Auth is handled by Traefik’s ForwardAuth middleware pointing at an oauth2-proxy backed by GitLab. Open WebUI’s own auth is disabled (WEBUI_AUTH: false) — the OAuth layer upstream handles it. One login covers every service in the cluster.
The WEBUI_SECRET_KEY (used to sign Open WebUI sessions) comes from Vault via External Secrets Operator. Nothing sensitive in Git.
What the day-to-day is actually like
Slow is the obvious caveat. Phi-3.5-mini at 3–6 tok/s means a paragraph-length response takes 20–30 seconds. For coding help where you’re reading what came before while it generates, that’s fine. For quick factual lookups, it’s a little tedious.
The useful cases for a local model, for me:
- Rephrasing or editing text — paste something, ask it to tighten it. No data leaves the house.
- Config explanation — paste a Kubernetes manifest or a Traefik config block, ask what it does. Again, stays local.
- Quick summaries — short documents, log snippets, error messages.
- Experimentation — trying prompting techniques, testing system prompts, benchmarking quantisation levels without API costs.
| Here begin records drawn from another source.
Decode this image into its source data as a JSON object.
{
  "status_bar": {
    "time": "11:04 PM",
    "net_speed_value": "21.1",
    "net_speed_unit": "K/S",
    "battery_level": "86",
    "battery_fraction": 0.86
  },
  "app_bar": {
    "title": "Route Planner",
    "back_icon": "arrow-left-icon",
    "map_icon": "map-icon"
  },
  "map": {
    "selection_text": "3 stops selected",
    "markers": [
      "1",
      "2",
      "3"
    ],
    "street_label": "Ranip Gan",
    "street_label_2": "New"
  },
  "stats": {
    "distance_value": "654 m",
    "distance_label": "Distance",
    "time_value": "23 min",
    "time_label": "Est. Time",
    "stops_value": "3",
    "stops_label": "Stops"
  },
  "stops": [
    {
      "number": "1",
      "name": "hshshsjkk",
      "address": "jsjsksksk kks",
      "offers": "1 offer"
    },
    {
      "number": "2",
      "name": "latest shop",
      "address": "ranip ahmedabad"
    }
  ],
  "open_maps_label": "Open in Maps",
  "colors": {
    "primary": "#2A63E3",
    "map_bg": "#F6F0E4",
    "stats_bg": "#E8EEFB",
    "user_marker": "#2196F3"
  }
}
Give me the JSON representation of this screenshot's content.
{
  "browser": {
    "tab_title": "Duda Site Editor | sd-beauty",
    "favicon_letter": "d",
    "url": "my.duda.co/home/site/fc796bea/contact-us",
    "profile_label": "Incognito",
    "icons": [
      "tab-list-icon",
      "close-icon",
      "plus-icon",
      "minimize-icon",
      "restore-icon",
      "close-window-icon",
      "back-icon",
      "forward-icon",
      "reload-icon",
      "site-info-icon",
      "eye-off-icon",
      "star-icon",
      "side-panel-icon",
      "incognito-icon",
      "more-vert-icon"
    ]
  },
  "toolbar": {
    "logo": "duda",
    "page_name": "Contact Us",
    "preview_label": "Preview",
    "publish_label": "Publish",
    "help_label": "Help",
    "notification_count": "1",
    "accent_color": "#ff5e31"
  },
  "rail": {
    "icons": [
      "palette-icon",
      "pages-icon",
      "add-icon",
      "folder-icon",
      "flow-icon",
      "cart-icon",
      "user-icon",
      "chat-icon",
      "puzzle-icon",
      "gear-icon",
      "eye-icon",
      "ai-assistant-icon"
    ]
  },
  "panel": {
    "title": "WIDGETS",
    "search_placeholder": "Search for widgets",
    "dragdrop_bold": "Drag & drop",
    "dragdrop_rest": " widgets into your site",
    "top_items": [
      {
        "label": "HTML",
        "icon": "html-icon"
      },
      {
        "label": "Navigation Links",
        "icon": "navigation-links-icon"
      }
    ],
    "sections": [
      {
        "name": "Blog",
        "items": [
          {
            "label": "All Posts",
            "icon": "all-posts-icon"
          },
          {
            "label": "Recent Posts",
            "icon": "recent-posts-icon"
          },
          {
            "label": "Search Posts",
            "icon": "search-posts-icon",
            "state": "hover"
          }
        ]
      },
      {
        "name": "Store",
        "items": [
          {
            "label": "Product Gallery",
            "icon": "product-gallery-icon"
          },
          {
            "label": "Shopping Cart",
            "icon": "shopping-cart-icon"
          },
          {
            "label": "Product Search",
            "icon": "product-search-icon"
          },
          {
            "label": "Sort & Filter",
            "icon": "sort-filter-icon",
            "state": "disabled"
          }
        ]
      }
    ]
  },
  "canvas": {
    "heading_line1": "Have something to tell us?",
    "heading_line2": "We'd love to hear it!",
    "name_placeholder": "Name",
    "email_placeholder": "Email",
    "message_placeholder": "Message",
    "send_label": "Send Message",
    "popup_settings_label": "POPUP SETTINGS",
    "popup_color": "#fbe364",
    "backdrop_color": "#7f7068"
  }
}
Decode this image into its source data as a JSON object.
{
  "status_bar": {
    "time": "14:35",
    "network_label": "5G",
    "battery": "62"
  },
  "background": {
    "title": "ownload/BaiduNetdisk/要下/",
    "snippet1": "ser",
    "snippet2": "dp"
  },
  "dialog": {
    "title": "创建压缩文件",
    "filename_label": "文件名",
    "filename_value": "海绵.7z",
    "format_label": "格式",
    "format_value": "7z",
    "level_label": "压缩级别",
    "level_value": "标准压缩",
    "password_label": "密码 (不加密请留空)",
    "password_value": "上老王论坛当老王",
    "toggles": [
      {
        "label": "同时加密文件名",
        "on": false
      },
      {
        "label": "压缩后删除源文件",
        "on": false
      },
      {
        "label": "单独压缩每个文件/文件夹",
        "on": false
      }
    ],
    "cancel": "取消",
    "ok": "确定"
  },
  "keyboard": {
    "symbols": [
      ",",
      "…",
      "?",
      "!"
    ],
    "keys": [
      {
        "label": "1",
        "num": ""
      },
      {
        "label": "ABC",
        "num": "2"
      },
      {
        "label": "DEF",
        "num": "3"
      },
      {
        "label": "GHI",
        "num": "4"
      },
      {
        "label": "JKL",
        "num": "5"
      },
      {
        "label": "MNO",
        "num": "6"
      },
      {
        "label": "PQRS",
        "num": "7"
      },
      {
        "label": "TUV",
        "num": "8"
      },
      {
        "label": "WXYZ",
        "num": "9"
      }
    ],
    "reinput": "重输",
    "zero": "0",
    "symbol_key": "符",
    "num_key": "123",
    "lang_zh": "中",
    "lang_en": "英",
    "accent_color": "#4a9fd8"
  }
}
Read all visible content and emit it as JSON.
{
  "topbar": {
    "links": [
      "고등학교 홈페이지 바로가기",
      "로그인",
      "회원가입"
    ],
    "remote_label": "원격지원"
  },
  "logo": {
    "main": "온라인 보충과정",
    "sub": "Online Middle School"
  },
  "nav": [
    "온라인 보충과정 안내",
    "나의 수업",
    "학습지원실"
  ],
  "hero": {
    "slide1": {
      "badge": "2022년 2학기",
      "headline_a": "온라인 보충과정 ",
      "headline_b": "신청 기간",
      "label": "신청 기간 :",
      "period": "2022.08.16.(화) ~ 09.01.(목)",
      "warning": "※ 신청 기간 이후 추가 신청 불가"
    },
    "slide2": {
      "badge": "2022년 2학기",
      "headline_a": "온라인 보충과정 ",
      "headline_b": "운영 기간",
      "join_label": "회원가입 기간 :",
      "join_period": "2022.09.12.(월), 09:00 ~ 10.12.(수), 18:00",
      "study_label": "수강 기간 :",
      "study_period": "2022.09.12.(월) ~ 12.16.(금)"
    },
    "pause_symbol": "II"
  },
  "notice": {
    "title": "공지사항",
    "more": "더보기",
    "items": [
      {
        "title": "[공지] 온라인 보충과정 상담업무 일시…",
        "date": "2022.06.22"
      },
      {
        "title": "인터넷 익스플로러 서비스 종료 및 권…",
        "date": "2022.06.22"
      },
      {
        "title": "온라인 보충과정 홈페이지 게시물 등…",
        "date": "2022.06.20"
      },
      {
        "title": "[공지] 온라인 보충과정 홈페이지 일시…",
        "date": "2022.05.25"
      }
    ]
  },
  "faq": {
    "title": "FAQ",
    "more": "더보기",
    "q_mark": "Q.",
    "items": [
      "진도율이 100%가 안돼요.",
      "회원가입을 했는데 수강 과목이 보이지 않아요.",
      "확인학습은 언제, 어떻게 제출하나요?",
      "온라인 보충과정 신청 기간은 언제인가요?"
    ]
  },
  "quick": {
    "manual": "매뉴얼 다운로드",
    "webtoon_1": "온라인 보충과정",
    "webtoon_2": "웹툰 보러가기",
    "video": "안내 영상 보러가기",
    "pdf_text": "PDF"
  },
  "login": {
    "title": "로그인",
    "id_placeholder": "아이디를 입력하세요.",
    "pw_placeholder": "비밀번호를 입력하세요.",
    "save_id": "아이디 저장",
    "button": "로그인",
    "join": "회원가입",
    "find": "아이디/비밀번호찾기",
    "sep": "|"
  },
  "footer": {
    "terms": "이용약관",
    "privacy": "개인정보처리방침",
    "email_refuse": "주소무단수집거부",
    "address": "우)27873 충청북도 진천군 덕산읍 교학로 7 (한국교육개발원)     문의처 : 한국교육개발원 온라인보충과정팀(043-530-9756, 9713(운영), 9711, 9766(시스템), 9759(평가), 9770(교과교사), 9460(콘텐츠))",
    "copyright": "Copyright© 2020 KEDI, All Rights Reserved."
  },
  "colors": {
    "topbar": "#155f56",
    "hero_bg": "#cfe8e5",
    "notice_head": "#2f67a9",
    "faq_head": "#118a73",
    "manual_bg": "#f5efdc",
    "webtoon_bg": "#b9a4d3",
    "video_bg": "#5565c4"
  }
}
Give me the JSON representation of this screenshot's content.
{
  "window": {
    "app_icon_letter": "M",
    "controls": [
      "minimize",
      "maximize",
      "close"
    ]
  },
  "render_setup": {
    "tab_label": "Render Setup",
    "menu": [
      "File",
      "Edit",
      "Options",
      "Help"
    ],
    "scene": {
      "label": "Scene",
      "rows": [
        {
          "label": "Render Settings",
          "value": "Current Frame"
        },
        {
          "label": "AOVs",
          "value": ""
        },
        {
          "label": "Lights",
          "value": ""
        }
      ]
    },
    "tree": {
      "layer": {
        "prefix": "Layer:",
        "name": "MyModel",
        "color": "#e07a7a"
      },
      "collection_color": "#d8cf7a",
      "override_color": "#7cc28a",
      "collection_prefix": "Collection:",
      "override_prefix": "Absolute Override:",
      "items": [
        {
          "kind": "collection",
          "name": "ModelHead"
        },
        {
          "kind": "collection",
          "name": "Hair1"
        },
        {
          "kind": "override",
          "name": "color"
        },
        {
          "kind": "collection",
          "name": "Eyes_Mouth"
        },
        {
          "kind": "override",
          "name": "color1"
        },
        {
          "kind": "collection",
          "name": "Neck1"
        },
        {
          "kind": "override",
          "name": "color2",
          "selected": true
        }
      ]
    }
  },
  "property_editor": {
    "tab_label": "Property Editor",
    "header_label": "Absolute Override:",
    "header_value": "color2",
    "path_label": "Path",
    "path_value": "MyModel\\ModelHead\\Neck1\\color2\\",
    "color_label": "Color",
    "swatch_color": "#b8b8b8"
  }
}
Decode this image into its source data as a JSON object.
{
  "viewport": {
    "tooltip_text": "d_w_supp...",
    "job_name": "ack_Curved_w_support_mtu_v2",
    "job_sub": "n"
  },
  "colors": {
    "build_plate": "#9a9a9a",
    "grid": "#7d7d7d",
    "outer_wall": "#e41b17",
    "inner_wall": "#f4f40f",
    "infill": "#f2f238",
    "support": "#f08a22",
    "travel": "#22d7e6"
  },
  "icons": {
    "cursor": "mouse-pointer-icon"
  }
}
For longer reasoning tasks I use a cloud model. The local stack is for the cases where I want the answer to stay on-premises, or where I’m iterating and don’t want to pay per token.
The starting point if you want to try it
The manifests are on GitHub: homelab-ai-inference-starter
It includes the llama-server and Open WebUI deployments, resource configuration, and ingress options for Traefik and nginx. The README walks through downloading a model, applying the manifests, and the configuration knobs worth knowing.
No GPU required. The ThinkCentre in the corner of my desk does the job.